Come up here, please, to the presidential suite and give a big NPR welcome to Tim Tebow, proclaimed by many the greatest college football player ever and now ready for the NFL draft. Heisman Trophy winner; the hero who steered Florida to two national championships; bright; strong; a natural leader.
Now, if you'll come downstairs here, in that bunch of wannabes crowded over by the Murphy bed, give a nod to Tim Tebow, the quarterback with the strange throwing motion; religious fundamentalist; lightning-rod misfit and obvious classic example of the Peter Principle, pro football version.
Yes, the intrigue in the NFL draft, which begins Thursday and lasts longer than your average Icelandic volcanic eruption, this year centers not on the top of the draft, which will surely be led by a conventional quarterback, Sam Bradford of Oklahoma, but on Tebow -- who will certifiably not be drafted anywhere in the first round and might not even be drafted at all.
It's like having a presidential election with most of the attention going to a congressional race in Montana.
Everybody is an expert on Tebow — and the expert consensus is that he is a collegiate hybrid who will be exposed in the big time.
When Jerry Jones, the sociable Dallas Cowboys owner, was caught surreptitiously on camera bloviating at a bar the other evening, his entire discussion of the draft revolved around whom the Cowboys did not want: Tim Tebow.
Everybody is an expert on Tebow -- and the expert consensus is that he is a collegiate hybrid who will be exposed in the big time.

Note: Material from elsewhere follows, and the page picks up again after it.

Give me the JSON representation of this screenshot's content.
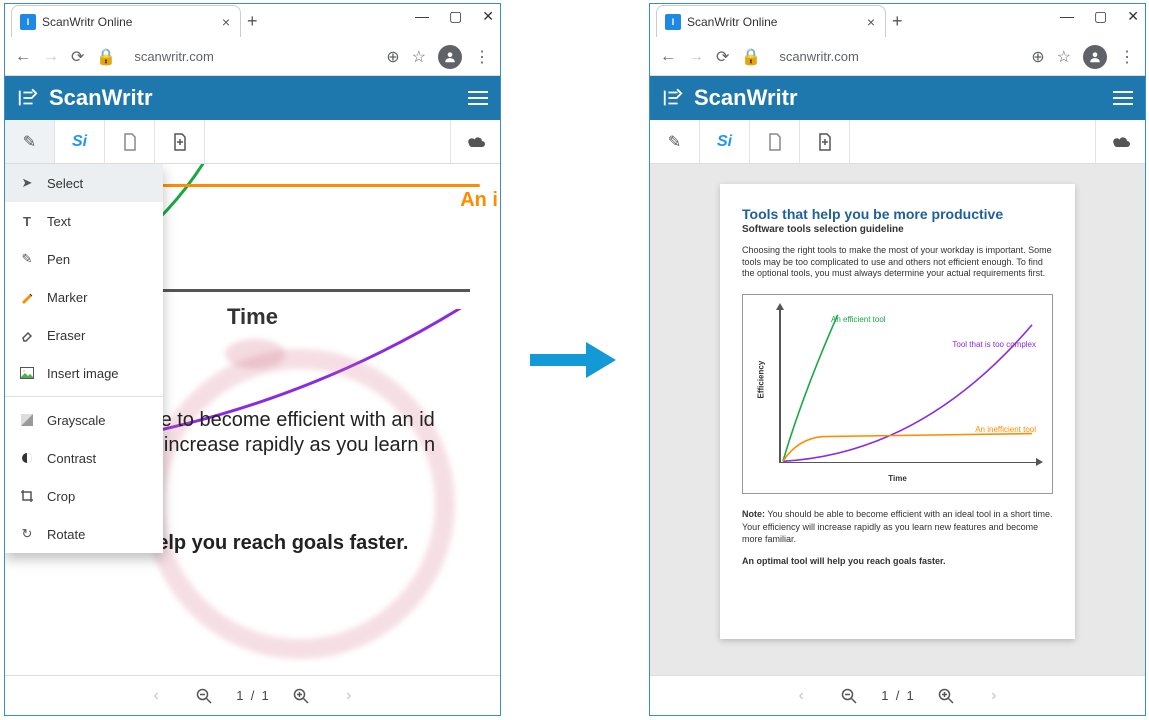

The quarterback, born sickly in the Philippines to missionaries, is one of those people who are not themselves controversial but always seem to get caught up in the middle of stuff. Even back in high school, when he was educated at home, he was one of the more publicized cases in the dispute about whether home-schooled students should be allowed to play on public-school teams.
When concussions became big news, he got a big concussion.
When he starred in a pro-life commercial with his mother, otherwise sensible adversaries wanted to temporarily void the First Amendment to prevent the commercial's airing during the Super Bowl.
Tebow's coach, Urban Meyer, a man who has admitted the pressure might be getting to him, proved it recently by publicly upbraiding a sportswriter for correctly quoting a teammate who had dared say that, by comparison, Tebow might not be "a real quarterback."
That, you see, is the crux of the issue. Sure, Tebow may be the greatest college player ever, but he just doesn't do things the approved NFL way.
Has any team even got the guts to draft him and answer to the nerds who measure football talents like phrenologists used to measure character by the shape of the skull?
Me, I'm certainly no football scout, but I rather like players who win. I wouldn't mind having Tebow on the bench when the starting quarterback gets hurt and he has to go in and begin calling plays and doing things his way. Yeah, I think I'd like my chances with Tim Tebow.